The Electrochemical Society hosted Prof. Jill Venton’s live webinar, “Novel Carbon Electrodes for Neurochemistry,” on May 26, 2021. Below are answers to questions posed after the presentation.
NOTE: Registration is required to view the webinar.
Dr. B. Jill Venton is Professor and Chair of the Department of Chemistry at the University of Virginia (UVA), U.S. She is also affiliated with the Neuroscience Graduate Program and UVA Brain Institute. Dr. Venton received her BS in Chemistry from the University of Delaware, U.S.; her PhD in Chemistry from The University of North Carolina at Chapel Hill, U.S.; and did postdoctoral research at the University of Michigan, U.S. Her career at UVA started in 2005 and she became Chair of the Department of Chemistry in 2019. The Venton Group’s research focuses on developing analytical chemistry tools for neuroscience research. The lab studies many neuroscience diseases, from Parkinson’s, to addiction, stroke, and aging.
Q&A
Is it a normal practice to have widely different concentrations of analyte while comparing their CVs?
When we test neurochemicals, we try to test them near their physiological concentrations in the brain. The physiological concentration of dopamine is in the tens of nanomolar for basal levels and changes can be up to one micromolar. However, ascorbic acid (an antioxidant) and DOPAC (a metabolic breakdown product of dopamine) are present at much higher levels, tens to hundreds of micromolar. Thus, we test them at higher concentrations.
Did you check the surface charge of CNT and CNP? Wettability? If they have different charges, can it effect adsorption of dopamine?
Surface charge and wettability are important characteristics for carbon nanomaterials. We often use materials with high numbers of surface oxide groups, and many of the treatments we use for the carbon nanomaterials introduce oxide groups. These surface oxide groups will give the surface more wettability which will decrease the contact angle on the surface. We don’t often measure contact angle because our electrodes are round, but you can measure it on flat carbon. Materials with more wettability and surface charge do tend to be better for adsorption.
Are there any non-invasive techniques to measure electrochemistry?
The main non-invasive techniques are fMRI and PET scanning, which can be performed in humans as well as animals. The disadvantage of these is that they don’t track actual neurotransmitters but changes in oxygen or receptor activation. For research purposes, there are new fluorescent sensors based on G-protein coupled receptors that turn fluorescent when a molecule such as dopamine binds to them. For in vivo monitoring, you still need to implant a fiber optic, so it isn’t non-invasive. But it is an interesting competitor to electrochemistry and will be developed further in future years.

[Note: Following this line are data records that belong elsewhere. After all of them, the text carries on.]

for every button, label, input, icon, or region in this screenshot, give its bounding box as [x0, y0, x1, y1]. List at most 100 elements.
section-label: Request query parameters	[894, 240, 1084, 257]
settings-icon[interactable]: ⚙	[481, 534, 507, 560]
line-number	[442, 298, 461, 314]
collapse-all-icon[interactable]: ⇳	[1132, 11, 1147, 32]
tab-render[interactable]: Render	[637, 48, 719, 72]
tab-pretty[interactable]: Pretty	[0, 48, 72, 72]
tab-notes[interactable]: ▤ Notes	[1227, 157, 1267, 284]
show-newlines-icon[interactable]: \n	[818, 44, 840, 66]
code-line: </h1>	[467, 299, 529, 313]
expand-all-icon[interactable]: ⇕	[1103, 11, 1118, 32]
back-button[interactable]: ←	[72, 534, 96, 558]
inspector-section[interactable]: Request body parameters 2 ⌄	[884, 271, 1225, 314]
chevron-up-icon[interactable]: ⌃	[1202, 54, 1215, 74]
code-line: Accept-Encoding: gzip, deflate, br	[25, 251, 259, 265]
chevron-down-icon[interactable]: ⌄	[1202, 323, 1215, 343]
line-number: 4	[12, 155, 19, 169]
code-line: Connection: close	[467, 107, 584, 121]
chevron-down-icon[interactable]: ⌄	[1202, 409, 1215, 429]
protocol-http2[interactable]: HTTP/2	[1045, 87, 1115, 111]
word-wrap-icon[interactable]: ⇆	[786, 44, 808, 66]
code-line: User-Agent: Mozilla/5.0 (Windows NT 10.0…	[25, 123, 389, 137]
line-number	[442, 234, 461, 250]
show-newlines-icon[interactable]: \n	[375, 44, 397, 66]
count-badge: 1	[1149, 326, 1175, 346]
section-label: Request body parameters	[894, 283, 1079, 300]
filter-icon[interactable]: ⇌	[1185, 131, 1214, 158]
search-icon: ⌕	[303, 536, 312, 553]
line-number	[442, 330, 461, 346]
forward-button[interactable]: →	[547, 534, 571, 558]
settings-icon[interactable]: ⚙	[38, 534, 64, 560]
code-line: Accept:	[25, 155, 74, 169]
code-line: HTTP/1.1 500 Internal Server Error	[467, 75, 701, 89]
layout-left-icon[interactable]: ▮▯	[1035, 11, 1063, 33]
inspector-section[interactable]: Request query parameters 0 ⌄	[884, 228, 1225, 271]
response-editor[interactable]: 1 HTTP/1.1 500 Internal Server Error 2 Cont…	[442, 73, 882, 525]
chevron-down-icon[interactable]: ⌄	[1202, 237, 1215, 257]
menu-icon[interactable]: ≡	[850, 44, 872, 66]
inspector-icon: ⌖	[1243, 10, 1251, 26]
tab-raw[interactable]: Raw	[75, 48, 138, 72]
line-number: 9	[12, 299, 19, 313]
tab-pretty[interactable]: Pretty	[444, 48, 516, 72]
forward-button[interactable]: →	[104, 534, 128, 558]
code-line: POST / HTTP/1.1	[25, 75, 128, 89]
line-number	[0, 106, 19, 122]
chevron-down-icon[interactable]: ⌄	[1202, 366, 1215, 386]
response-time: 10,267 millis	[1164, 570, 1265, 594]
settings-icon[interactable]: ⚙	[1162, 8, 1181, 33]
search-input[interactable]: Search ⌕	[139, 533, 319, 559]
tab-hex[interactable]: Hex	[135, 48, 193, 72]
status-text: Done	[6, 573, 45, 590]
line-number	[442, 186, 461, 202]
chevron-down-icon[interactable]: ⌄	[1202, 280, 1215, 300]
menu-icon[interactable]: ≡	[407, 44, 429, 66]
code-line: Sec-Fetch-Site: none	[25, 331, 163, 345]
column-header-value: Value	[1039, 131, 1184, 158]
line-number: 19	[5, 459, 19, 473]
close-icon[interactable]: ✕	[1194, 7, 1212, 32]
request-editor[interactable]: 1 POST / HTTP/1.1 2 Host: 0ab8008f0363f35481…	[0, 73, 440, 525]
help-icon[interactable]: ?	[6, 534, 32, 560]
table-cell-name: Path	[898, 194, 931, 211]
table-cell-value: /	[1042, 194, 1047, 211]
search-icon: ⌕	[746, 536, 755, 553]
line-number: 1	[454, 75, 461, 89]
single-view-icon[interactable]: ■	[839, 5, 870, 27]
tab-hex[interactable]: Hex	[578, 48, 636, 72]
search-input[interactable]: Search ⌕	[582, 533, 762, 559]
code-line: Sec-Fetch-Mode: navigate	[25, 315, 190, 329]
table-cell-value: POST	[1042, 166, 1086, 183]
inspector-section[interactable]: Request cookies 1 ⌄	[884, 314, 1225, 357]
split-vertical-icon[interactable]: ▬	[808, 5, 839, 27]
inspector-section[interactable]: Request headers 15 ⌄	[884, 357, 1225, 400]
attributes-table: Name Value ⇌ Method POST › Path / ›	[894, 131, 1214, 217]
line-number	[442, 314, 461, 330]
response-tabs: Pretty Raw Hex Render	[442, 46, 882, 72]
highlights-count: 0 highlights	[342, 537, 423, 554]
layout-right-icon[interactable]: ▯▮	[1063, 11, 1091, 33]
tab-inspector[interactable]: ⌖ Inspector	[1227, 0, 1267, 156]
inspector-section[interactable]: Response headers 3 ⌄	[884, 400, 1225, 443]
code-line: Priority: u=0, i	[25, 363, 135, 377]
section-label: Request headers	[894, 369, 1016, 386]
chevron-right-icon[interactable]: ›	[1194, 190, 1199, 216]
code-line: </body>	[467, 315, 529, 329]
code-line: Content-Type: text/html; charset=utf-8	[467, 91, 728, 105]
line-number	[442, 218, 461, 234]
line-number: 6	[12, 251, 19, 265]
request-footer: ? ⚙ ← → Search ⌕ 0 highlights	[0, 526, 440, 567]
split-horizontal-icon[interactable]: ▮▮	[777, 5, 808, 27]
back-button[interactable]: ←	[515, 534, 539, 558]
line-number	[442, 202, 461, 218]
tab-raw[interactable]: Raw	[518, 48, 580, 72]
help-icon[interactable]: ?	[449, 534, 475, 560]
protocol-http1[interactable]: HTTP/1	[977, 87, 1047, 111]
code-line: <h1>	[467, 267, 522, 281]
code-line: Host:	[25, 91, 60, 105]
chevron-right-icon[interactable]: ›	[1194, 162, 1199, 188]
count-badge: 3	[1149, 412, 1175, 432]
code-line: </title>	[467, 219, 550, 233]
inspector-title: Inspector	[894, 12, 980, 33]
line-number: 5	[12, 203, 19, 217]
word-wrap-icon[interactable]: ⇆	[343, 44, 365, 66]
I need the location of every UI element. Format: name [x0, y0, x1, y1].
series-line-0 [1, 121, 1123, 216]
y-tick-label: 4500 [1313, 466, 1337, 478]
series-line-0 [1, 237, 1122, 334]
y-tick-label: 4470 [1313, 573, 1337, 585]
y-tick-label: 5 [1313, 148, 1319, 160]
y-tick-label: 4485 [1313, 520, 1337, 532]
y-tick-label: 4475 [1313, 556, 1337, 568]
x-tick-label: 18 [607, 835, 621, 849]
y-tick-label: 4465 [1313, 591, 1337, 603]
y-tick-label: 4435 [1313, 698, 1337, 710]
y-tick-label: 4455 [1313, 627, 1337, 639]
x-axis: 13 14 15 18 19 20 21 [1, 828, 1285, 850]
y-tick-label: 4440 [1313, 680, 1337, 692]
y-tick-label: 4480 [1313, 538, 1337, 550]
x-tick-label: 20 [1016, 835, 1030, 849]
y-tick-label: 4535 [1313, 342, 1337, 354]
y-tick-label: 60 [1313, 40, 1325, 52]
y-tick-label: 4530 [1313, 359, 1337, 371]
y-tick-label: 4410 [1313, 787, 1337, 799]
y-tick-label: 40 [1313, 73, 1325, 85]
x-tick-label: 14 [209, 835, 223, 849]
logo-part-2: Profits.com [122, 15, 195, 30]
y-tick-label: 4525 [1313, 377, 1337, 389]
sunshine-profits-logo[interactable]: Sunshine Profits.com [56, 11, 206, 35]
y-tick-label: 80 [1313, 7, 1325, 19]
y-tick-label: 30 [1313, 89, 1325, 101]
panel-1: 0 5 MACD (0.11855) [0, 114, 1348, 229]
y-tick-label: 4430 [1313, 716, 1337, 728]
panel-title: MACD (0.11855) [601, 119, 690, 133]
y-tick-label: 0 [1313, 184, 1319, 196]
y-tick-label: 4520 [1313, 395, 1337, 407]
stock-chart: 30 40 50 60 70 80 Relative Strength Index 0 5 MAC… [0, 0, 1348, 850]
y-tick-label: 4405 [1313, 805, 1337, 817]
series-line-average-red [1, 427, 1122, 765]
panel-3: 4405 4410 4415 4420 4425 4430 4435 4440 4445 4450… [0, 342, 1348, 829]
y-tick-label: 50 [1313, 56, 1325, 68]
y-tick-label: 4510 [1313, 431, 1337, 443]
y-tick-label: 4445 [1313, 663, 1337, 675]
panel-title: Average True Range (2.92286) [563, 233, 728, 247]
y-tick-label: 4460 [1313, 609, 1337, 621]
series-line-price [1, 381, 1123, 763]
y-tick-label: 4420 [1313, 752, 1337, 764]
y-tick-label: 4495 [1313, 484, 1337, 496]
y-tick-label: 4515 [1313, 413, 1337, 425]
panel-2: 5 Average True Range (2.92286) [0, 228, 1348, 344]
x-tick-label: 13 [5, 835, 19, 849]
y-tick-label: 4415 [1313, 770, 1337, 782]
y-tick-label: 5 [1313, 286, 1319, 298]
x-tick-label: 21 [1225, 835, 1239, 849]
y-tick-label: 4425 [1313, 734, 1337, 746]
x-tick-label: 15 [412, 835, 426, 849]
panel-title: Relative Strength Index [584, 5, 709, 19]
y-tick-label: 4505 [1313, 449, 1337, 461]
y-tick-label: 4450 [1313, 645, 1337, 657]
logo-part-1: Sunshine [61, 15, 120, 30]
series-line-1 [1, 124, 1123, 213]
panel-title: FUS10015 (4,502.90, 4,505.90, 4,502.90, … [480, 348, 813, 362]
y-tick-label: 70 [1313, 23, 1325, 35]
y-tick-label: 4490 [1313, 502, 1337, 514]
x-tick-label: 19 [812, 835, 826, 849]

What is the carbon nanospike phase? Graphitic?
The carbon nanospikes are a form of graphene, one that ends in small tips, which is why they are called nanospikes.
Do you expect scan rate independence in nanoporous carbon electrode?
Yes—if the electrochemistry is governed by thin-layer electrochemistry, then we expect the responses will be scan rate independent because there is no appreciable diffusion. Thin layer electrochemical behavior occurs when there is trapping of the analyte on the time scale of the experiment, so the analyte is trapped in the nanopores and cannot escape while we make an electrochemical scan.
By monitoring the dopamine levels in the body, what problems can we control and resolve?
We know that dopamine is involved in many neurological diseases such as Parkinson disease and addiction, and is the main neurotransmitter involved in locomotion and reward. Thus, a better understanding of dopamine levels will allow a better understanding of how dopamine is dysfunctional in these diseases.
How does pH affect your results?
pH affects results because all of the electrochemical reactions involve H+ and thus potentials are right shifted in acid and left shifted in base. In addition, changes in pH can affect the surface functional groups, which changes the background charging currents.
Can you see thin layer effects in vivo?
We can see the thin layer effects in vivo, likely even more than in a beaker. That’s because in vivo a layer of protein also sticks to the electrode which will hinder diffusion even more away from the electrode.
How do you control sensitivity or selectivity of the 3D-printed electrodes? Are there certain electrodes better suited for in vivo experiments?
Right now, we have only played with the shape of the 3D printed electrodes and have not tried to change the surface chemistry to enhance sensitivity or selectivity. However, changes in shape can enhance trapping effects and secondary reactions, and these are useful in discriminating some catecholamines such as dopamine and epinephrine. For use in vivo, we need an electrode that strongly adheres to the wire, but the 3D printed electrodes are great for that purpose.
What are some other applications of the 3D-printed electrodes? How can this technology benefit the field?
3D-printed electrodes could be used in many other applications beyond in vivo neurochemistry. They could be used in cell culture studies to measure in synapses or near discrete cells. They could be used as imaging tips in scanning electrochemical microscopy (SECM) experiments. They could be used in other environments where small electrodes are needed because of size.